It’s hard to imagine that Shawn Johnson, Olympic gold medal champion, and two-time Teen Choice Award winner for Choice Female Athlete, once struggled with body image issues. “I’ve kind of gone through the gamut when it comes to health,” Johnson told Yahoo Health. “I’ve hit lows with, I don’t want to say diagnosed eating disorders, but eating disorders. And then I’ve gone the other way, where I’ve rejected fitness.”
However, it wasn’t the pressure of international competition that caused the 23-year-old to lose confidence in her strong body, it was when she entered the competition show, “Dancing with the Stars” on ABC.
“When I first went on (DWTS), I was 16, and I turned 17 on the show,” she said. “Going from this strict, regimented schedule to going through puberty on national TV and gaining weight, and just being kind of a huge target for criticism, was just really difficult for me.”
The stress of being in the Hollywood spotlight got to Johnson. “I felt like every site you went to, there was a fad, or a trend, or a diet, or ‘look like this girl on the red carpet,’ or ‘the only way you could become good enough is if you do this,’” Johnson says.
As she overcame her issues, Johnson was inspired to co-found, The Body Department, a website for young girls about fitness and nutrition. “For me, it was kind of like, what if I could build a place for these girls to go that was just as cool, but there is no negative association? It was health, and beauty, and fun, and ‘you’re perfect the way you are — but here are some workouts.’ And it kind of took off.”

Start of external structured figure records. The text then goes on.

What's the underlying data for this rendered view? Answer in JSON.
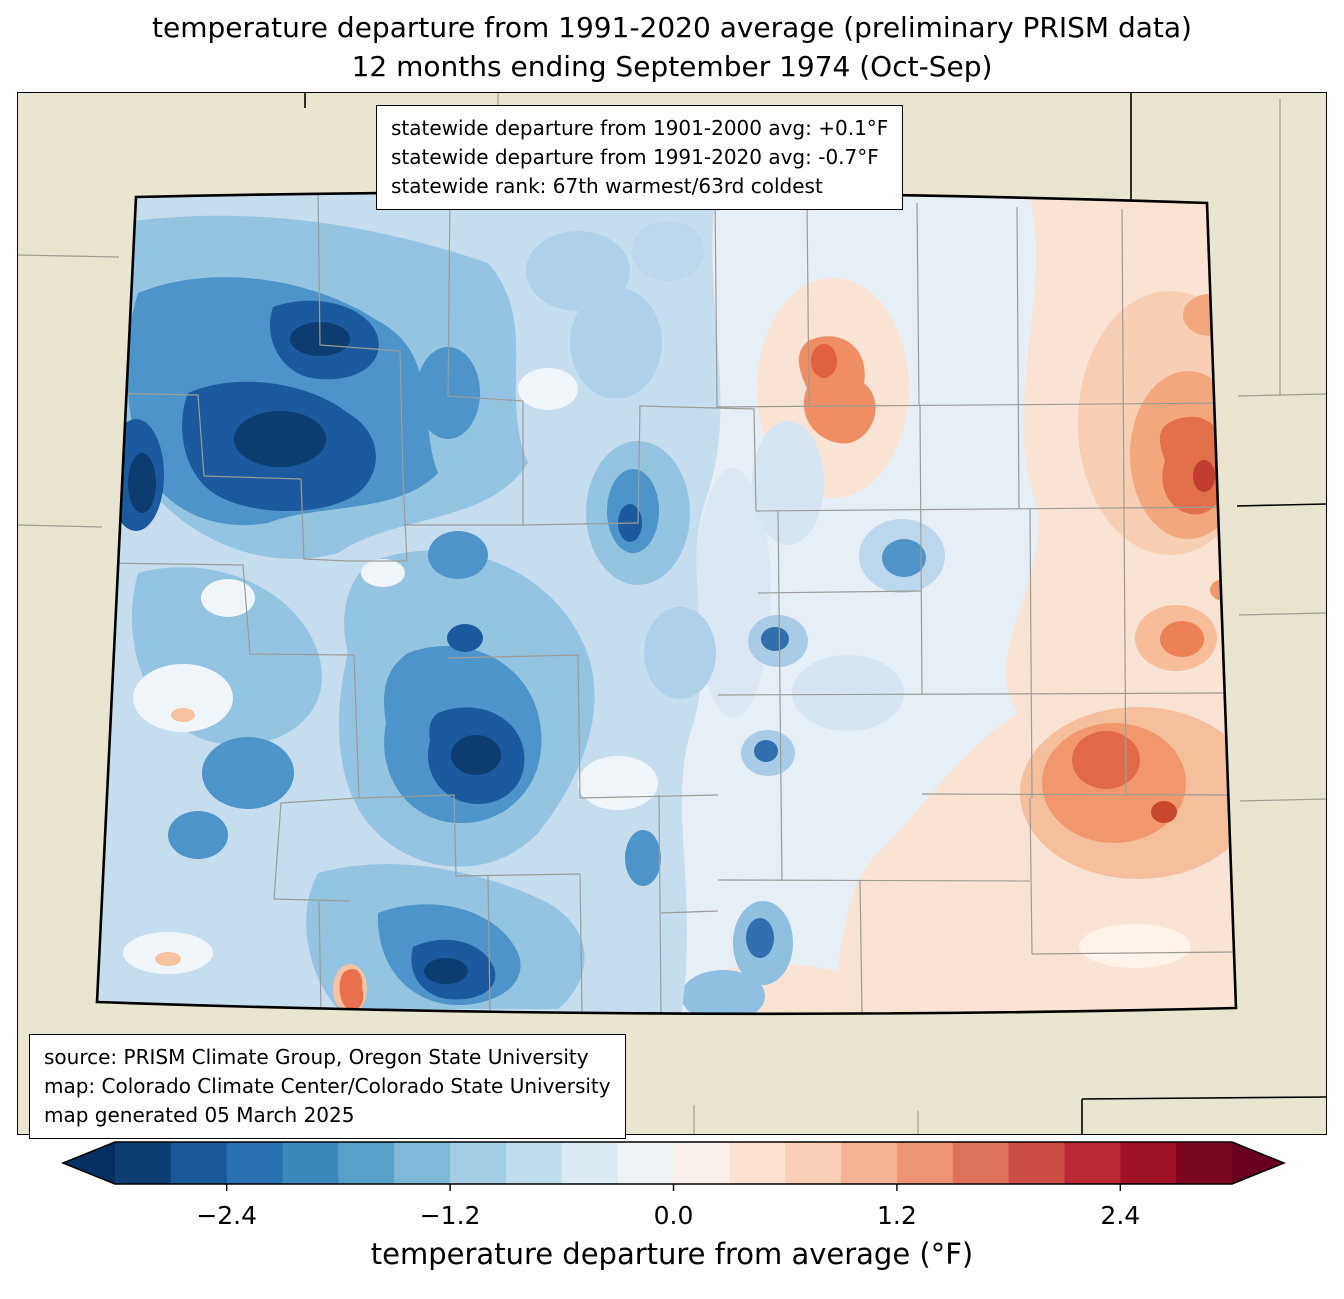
{
  "title": {
    "line1": "temperature departure from 1991-2020 average (preliminary PRISM data)",
    "line2": "12 months ending September 1974 (Oct-Sep)"
  },
  "stats_box": {
    "lines": [
      "statewide departure from 1901-2000 avg: +0.1°F",
      "statewide departure from 1991-2020 avg: -0.7°F",
      "statewide rank: 67th warmest/63rd coldest"
    ]
  },
  "source_box": {
    "lines": [
      "source: PRISM Climate Group, Oregon State University",
      "map: Colorado Climate Center/Colorado State University",
      "map generated 05 March 2025"
    ]
  },
  "colorbar": {
    "label": "temperature departure from average (°F)",
    "tick_labels": [
      "−2.4",
      "−1.2",
      "0.0",
      "1.2",
      "2.4"
    ],
    "tick_values": [
      -2.4,
      -1.2,
      0.0,
      1.2,
      2.4
    ],
    "range": [
      -3.0,
      3.0
    ],
    "colors": [
      "#0c3e74",
      "#1a5999",
      "#2a71b2",
      "#3b88bd",
      "#57a0ca",
      "#7eb9d7",
      "#a2cde3",
      "#c1ddec",
      "#dbeaf2",
      "#eef3f5",
      "#f9f0eb",
      "#fce2d3",
      "#fbceb6",
      "#f6b393",
      "#ed9475",
      "#de715a",
      "#cd4e45",
      "#bb2a34",
      "#9f1228",
      "#7a0622"
    ],
    "under_color": "#053061",
    "over_color": "#67001f"
  },
  "map": {
    "background_color": "#e9e5d0",
    "county_line_color": "#9d9d97",
    "state_border_color": "#000000"
  }
}
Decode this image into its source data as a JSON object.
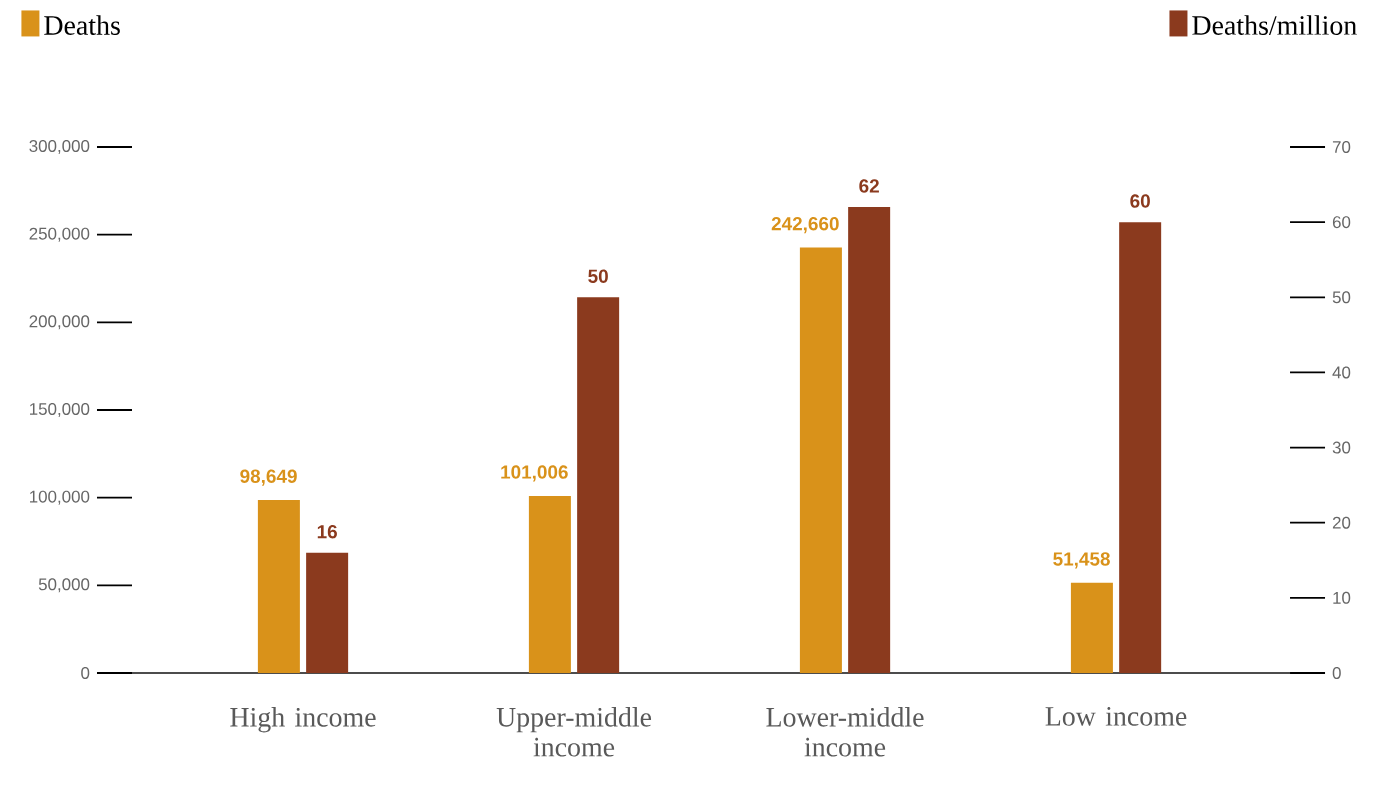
{
  "chart_data": {
    "type": "bar",
    "categories": [
      "High income",
      "Upper-middle income",
      "Lower-middle income",
      "Low income"
    ],
    "series": [
      {
        "name": "Deaths",
        "color": "#d9921a",
        "values": [
          98649,
          101006,
          242660,
          51458
        ],
        "value_labels": [
          "98,649",
          "101,006",
          "242,660",
          "51,458"
        ]
      },
      {
        "name": "Deaths/million",
        "color": "#8b3a1e",
        "values": [
          16,
          50,
          62,
          60
        ],
        "axis": "y2",
        "value_labels": [
          "16",
          "50",
          "62",
          "60"
        ]
      }
    ],
    "ylim": [
      0,
      300000
    ],
    "yticks": [
      0,
      {
        "value": 50000,
        "label": "50,000"
      },
      {
        "value": 100000,
        "label": "100,000"
      },
      {
        "value": 150000,
        "label": "150,000"
      },
      {
        "value": 200000,
        "label": "200,000"
      },
      {
        "value": 250000,
        "label": "250,000"
      },
      {
        "value": 300000,
        "label": "300,000"
      }
    ],
    "y2lim": [
      0,
      70
    ],
    "y2ticks": [
      0,
      10,
      20,
      30,
      40,
      50,
      60,
      70
    ],
    "legend": "top"
  }
}
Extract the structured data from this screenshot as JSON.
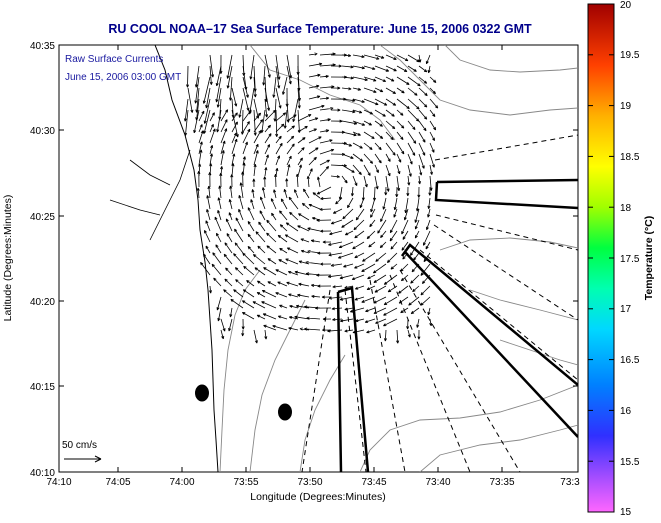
{
  "title": "RU COOL  NOAA–17  Sea Surface Temperature:  June 15, 2006 0322 GMT",
  "map": {
    "overlay_label_1": "Raw Surface Currents",
    "overlay_label_2": "June 15, 2006 03:00 GMT",
    "scale_label": "50 cm/s",
    "xlabel": "Longitude (Degrees:Minutes)",
    "ylabel": "Latitude (Degrees:Minutes)",
    "x_ticks": [
      "74:10",
      "74:05",
      "74:00",
      "73:55",
      "73:50",
      "73:45",
      "73:40",
      "73:35",
      "73:3"
    ],
    "y_ticks": [
      "40:35",
      "40:30",
      "40:25",
      "40:20",
      "40:15",
      "40:10"
    ],
    "colors": {
      "title": "#00008b",
      "overlay": "#1a1aa0",
      "land": "#ffffff",
      "lines": "#000000",
      "contours": "#888888"
    }
  },
  "colorbar": {
    "label": "Temperature (°C)",
    "ticks": [
      "20",
      "19.5",
      "19",
      "18.5",
      "18",
      "17.5",
      "17",
      "16.5",
      "16",
      "15.5",
      "15"
    ],
    "range": [
      15,
      20
    ]
  }
}
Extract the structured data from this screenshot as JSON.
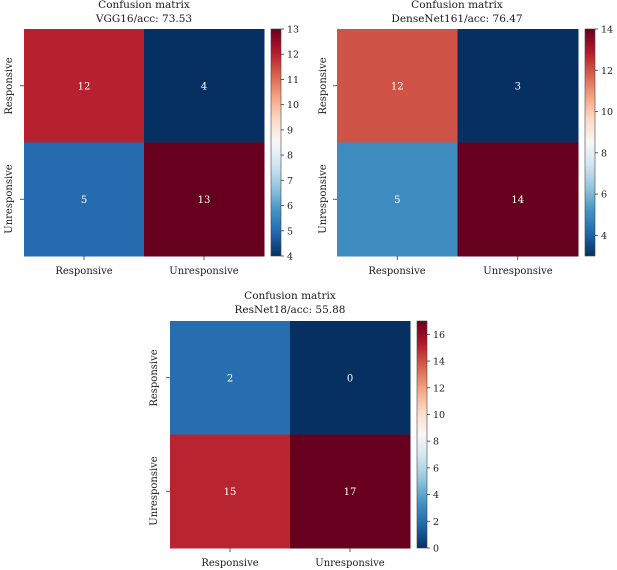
{
  "chart_data": [
    {
      "type": "heatmap",
      "title": "Confusion matrix",
      "subtitle": "VGG16/acc: 73.53",
      "x_labels": [
        "Responsive",
        "Unresponsive"
      ],
      "y_labels": [
        "Responsive",
        "Unresponsive"
      ],
      "values": [
        [
          12,
          4
        ],
        [
          5,
          13
        ]
      ],
      "colorbar_range": [
        4,
        13
      ],
      "colorbar_ticks": [
        4,
        5,
        6,
        7,
        8,
        9,
        10,
        11,
        12,
        13
      ],
      "colormap": "RdBu_r"
    },
    {
      "type": "heatmap",
      "title": "Confusion matrix",
      "subtitle": "DenseNet161/acc: 76.47",
      "x_labels": [
        "Responsive",
        "Unresponsive"
      ],
      "y_labels": [
        "Responsive",
        "Unresponsive"
      ],
      "values": [
        [
          12,
          3
        ],
        [
          5,
          14
        ]
      ],
      "colorbar_range": [
        3,
        14
      ],
      "colorbar_ticks": [
        4,
        6,
        8,
        10,
        12,
        14
      ],
      "colormap": "RdBu_r"
    },
    {
      "type": "heatmap",
      "title": "Confusion matrix",
      "subtitle": "ResNet18/acc: 55.88",
      "x_labels": [
        "Responsive",
        "Unresponsive"
      ],
      "y_labels": [
        "Responsive",
        "Unresponsive"
      ],
      "values": [
        [
          2,
          0
        ],
        [
          15,
          17
        ]
      ],
      "colorbar_range": [
        0,
        17
      ],
      "colorbar_ticks": [
        0,
        2,
        4,
        6,
        8,
        10,
        12,
        14,
        16
      ],
      "colormap": "RdBu_r"
    }
  ]
}
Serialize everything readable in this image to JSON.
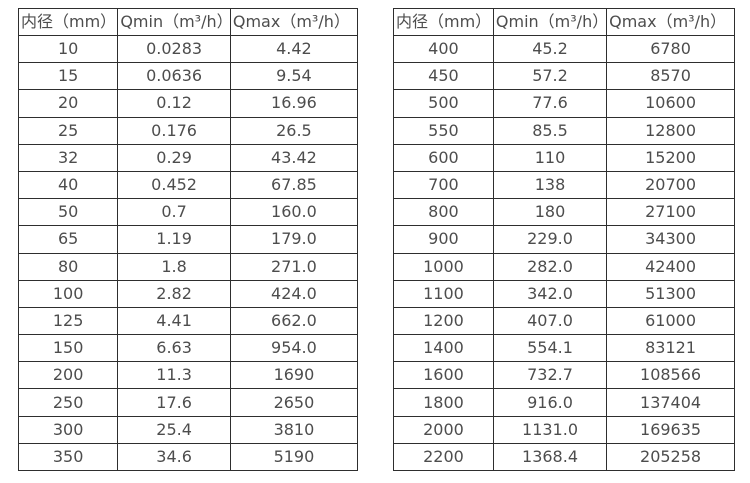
{
  "tables": [
    {
      "name": "small-diameters",
      "headers": [
        "内径（mm）",
        "Qmin（m³/h）",
        "Qmax（m³/h）"
      ],
      "rows": [
        [
          "10",
          "0.0283",
          "4.42"
        ],
        [
          "15",
          "0.0636",
          "9.54"
        ],
        [
          "20",
          "0.12",
          "16.96"
        ],
        [
          "25",
          "0.176",
          "26.5"
        ],
        [
          "32",
          "0.29",
          "43.42"
        ],
        [
          "40",
          "0.452",
          "67.85"
        ],
        [
          "50",
          "0.7",
          "160.0"
        ],
        [
          "65",
          "1.19",
          "179.0"
        ],
        [
          "80",
          "1.8",
          "271.0"
        ],
        [
          "100",
          "2.82",
          "424.0"
        ],
        [
          "125",
          "4.41",
          "662.0"
        ],
        [
          "150",
          "6.63",
          "954.0"
        ],
        [
          "200",
          "11.3",
          "1690"
        ],
        [
          "250",
          "17.6",
          "2650"
        ],
        [
          "300",
          "25.4",
          "3810"
        ],
        [
          "350",
          "34.6",
          "5190"
        ]
      ]
    },
    {
      "name": "large-diameters",
      "headers": [
        "内径（mm）",
        "Qmin（m³/h）",
        "Qmax（m³/h）"
      ],
      "rows": [
        [
          "400",
          "45.2",
          "6780"
        ],
        [
          "450",
          "57.2",
          "8570"
        ],
        [
          "500",
          "77.6",
          "10600"
        ],
        [
          "550",
          "85.5",
          "12800"
        ],
        [
          "600",
          "110",
          "15200"
        ],
        [
          "700",
          "138",
          "20700"
        ],
        [
          "800",
          "180",
          "27100"
        ],
        [
          "900",
          "229.0",
          "34300"
        ],
        [
          "1000",
          "282.0",
          "42400"
        ],
        [
          "1100",
          "342.0",
          "51300"
        ],
        [
          "1200",
          "407.0",
          "61000"
        ],
        [
          "1400",
          "554.1",
          "83121"
        ],
        [
          "1600",
          "732.7",
          "108566"
        ],
        [
          "1800",
          "916.0",
          "137404"
        ],
        [
          "2000",
          "1131.0",
          "169635"
        ],
        [
          "2200",
          "1368.4",
          "205258"
        ]
      ]
    }
  ],
  "colors": {
    "background": "#ffffff",
    "border": "#2e2e2e",
    "text": "#4d4d4d"
  }
}
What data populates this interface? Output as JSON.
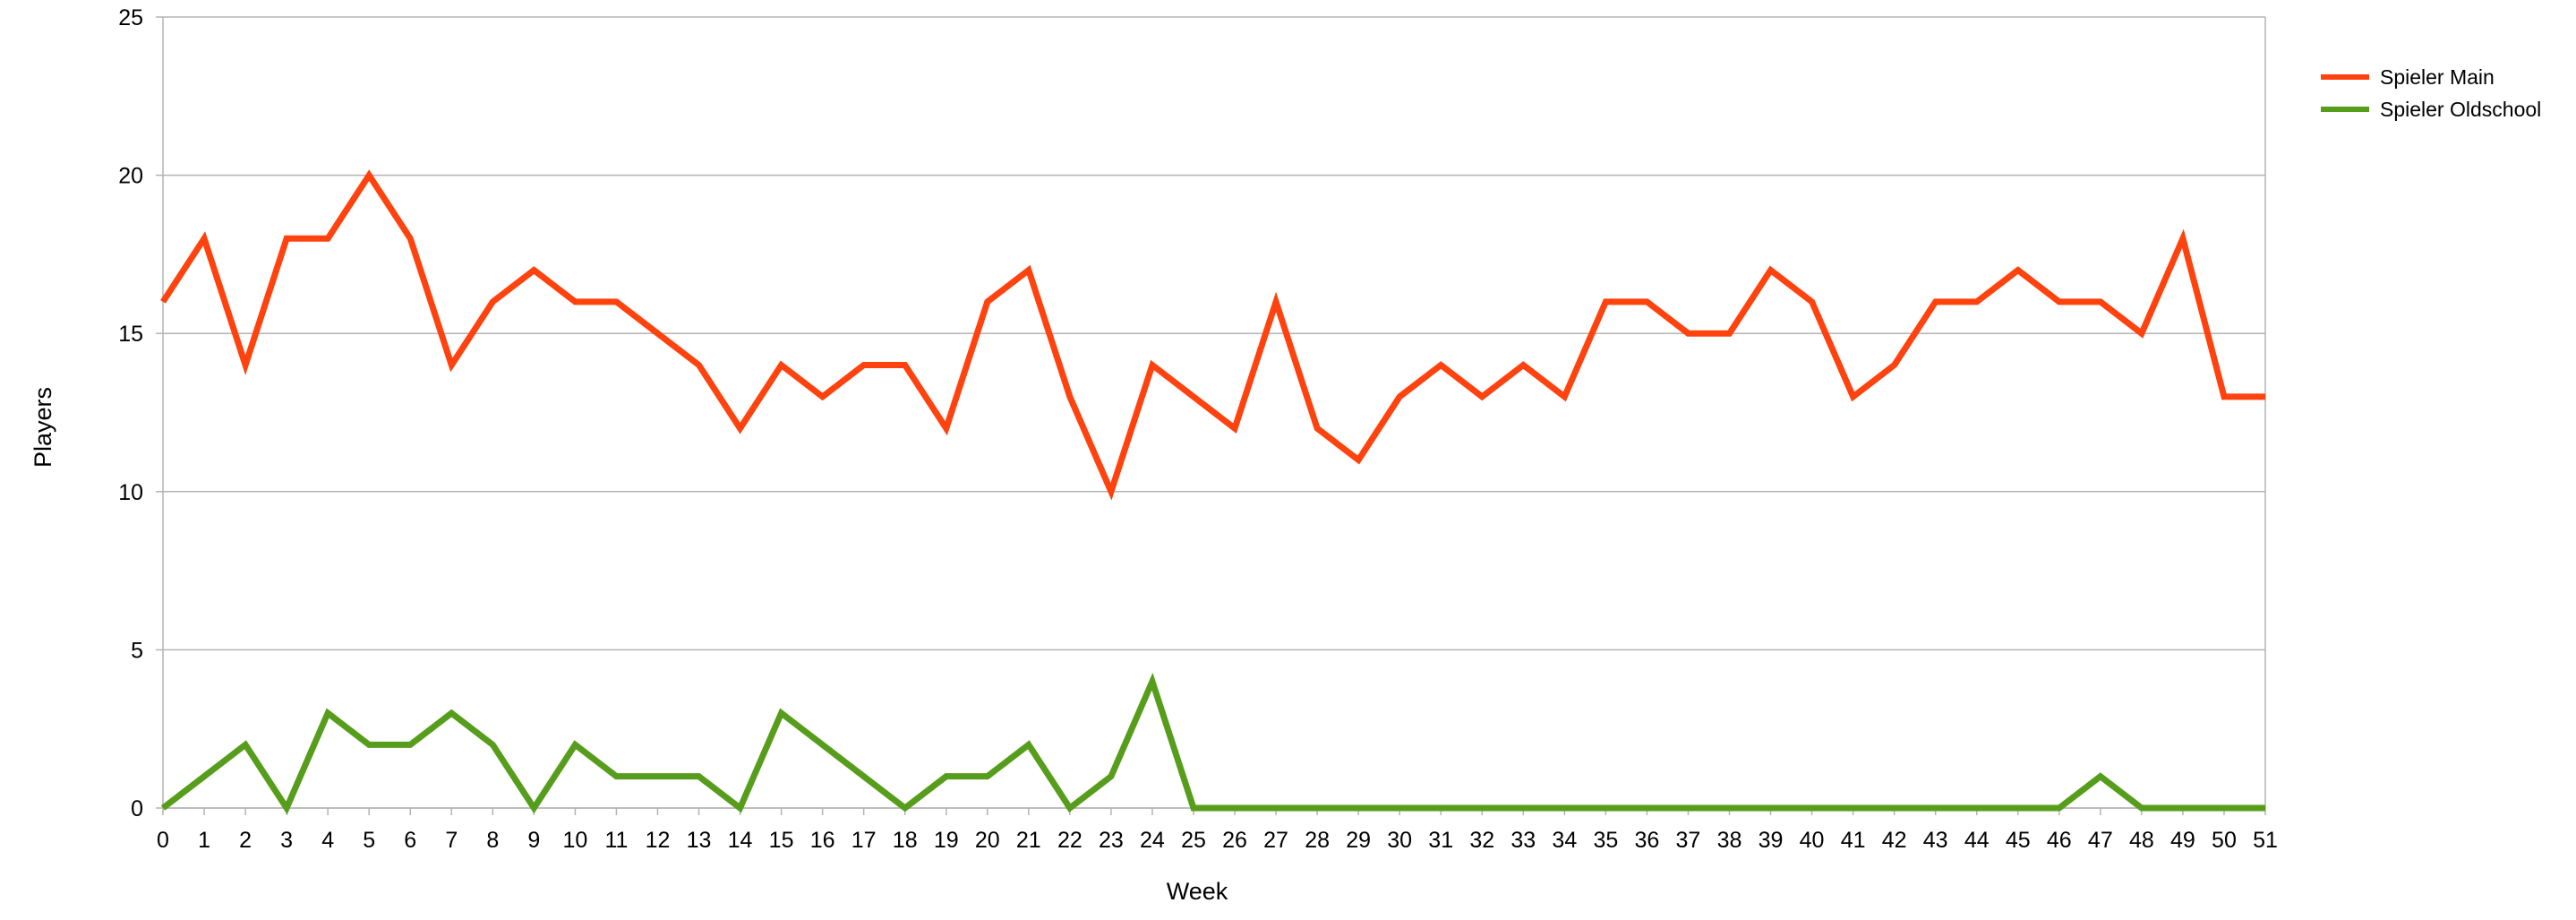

In her journey to kick out negative body thoughts, Johnson stopped doing the juice cleanses and diets she forced herself on while competing on “DWTS” in 2008, in which she won the golden trophy, and in 2012 “All Stars” edition, in which she earned 2nd place. She started eating healthy with clean natural foods such as eggs, fish, gluten-free toast, and protein shakes that she makes by mixing frozen bananas, almond milk, a peanut butter, and chocolate protein.
“The most important thing that I would have wished had been ingrained in me when I was little is: Everything in moderation,” Johnson says.“It’s OK to have cookies. It’s OK to have ice cream. It’s OK to indulge — or not. Everything in moderation.”
Johnson also had to re-learn how to work out. Other than gymnastics training, she had no idea how normal people stayed fit. She’d never lifted weights or went running before. Now she’s a certified personal trainer, with an affinity for spin classes and is working towards competing in her first marathon.
“When people see athletes do sites like (The Body Department), they think it’s easy because it’s what we’ve grown up in,” she says. “But something that I haven’t spoken a lot on is that it hasn’t been easy for me. I’ve gone through a huge roller coaster of all the ups and downs. And having gone through all that, I’m at a place where I can help kids and girls and relate to all of them, and say, ‘I understand where you’re at, and I got through it.’”
Even though a recent knee injury keeps Johnson off the mat, she says that she’s “getting back into it. Not to compete, but there’s a tour next year that I could potentially be doing. And of course, she’ll be at the 2016 Olympic games in Rio, to cheer on the U.S. team. which she boasts are “some of the strongest girls I’ve ever seen.”